Dicho esto puso la cabeza sobre el pecho de su mujer y se durmió. Pepita pasó la noche despierta, tranquila de no tener que soportar un hombre encima haciendo
quién sabe que cosas. Al día siguiente fue a saludar a su madre y hermanas y éstas le recibieron con gesto adusto.

No volvió a ser la Niña pepita sino Doña pepa. Con el tiempo Doña Pepa se acostumbró a la bacinilla de su marido, que de día usaba de escupidera y de noche
la metía bajo la cama; al olor de sus pies, que espantaba los mosquitos en verano; a los dientes postizos que le lavaba meticulosamente los domingos; a
ronquidos, imprecaciones y exceso en el comer y beber.

Pasados unos años falleció Don Toño, sin que santo alguno le hiciera el milagrito.
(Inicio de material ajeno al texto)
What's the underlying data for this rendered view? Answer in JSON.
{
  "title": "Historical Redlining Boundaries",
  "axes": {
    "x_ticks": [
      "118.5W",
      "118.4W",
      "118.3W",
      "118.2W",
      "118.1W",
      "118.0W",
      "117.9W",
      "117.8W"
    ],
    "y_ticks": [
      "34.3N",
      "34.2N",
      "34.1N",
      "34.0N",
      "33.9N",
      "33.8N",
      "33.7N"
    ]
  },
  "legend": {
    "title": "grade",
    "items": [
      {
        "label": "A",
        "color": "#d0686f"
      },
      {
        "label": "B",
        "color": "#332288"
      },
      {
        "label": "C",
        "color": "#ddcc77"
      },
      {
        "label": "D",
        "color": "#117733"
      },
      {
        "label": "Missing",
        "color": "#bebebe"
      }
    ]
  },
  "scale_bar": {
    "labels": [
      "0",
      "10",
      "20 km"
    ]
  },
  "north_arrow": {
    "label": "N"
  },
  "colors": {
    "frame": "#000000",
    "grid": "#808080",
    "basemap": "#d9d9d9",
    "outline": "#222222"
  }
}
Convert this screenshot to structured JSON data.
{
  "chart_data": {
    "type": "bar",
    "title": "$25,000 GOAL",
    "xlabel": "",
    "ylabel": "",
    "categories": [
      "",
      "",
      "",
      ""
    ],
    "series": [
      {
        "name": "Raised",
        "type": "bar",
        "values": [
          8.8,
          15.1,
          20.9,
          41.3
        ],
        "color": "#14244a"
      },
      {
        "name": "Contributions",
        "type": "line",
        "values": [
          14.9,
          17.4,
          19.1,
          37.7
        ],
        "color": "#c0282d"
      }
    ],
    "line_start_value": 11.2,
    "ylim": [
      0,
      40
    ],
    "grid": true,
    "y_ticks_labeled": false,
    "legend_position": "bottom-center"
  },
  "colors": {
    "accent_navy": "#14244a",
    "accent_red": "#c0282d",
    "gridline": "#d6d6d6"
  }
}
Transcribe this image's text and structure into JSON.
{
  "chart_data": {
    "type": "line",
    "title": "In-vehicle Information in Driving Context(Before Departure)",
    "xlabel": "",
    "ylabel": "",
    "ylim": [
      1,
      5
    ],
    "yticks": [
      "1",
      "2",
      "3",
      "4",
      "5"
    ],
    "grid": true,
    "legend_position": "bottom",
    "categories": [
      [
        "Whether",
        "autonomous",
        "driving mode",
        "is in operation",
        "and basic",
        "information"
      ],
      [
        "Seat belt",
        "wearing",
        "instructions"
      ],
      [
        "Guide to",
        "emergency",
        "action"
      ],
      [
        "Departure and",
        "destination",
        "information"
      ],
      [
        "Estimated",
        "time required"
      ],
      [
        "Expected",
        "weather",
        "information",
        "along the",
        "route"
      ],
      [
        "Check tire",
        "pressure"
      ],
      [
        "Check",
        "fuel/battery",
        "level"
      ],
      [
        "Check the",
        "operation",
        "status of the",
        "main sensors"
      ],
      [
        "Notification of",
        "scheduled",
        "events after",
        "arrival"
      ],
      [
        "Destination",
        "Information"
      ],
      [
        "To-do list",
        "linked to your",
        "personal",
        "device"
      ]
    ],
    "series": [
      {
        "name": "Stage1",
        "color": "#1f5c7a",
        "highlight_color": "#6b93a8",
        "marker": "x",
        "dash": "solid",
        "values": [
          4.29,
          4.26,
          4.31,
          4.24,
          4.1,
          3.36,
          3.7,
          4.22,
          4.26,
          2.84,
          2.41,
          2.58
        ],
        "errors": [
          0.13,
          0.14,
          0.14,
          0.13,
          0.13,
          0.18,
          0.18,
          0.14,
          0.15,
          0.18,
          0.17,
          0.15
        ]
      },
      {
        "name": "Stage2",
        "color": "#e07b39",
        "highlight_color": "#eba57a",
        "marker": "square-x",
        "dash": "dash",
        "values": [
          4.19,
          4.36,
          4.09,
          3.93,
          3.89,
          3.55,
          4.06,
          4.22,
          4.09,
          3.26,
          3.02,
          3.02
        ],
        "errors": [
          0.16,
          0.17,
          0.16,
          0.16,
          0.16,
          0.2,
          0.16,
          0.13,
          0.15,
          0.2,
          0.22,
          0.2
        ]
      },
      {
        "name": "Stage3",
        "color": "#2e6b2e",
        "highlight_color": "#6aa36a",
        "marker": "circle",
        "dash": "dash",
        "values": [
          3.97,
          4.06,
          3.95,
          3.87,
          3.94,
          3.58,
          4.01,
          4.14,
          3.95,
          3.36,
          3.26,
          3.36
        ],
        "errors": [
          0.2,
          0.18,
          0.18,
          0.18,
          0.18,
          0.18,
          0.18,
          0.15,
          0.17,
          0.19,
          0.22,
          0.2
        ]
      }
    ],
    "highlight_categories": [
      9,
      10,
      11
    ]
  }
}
Doña Pepa ingresó al limbo de las mujeres viudas, que no son de aquí
ni de allá, pero ella, sabiamente, consideraba que era mejor ser soltera que casada. Había aprendido que los hombres no sirven para nada salvo para maldecir,
escupir y para “eso”, cuando es que sirven. En el fondo de su alma seguía siendo la Niña pepita, que mantenía su soltería, aunque para toda la calle fuera
Doña Pepa. Y así se fue, soltera y niña.

Ahora que soy un anciano, mi nieta, en su auto, lleva mi humanidad velozmente por la Calle de La Amargura, y siempre me espeta la misma pregunta:

-Abuelo, ¿por qué sonríe cuando pasa por aquí? Pareciera que esa piedra levantada en la acera, la que miras fijamente, te trajera recuerdos.

-Cosas de viejo hija, cosas de viejo.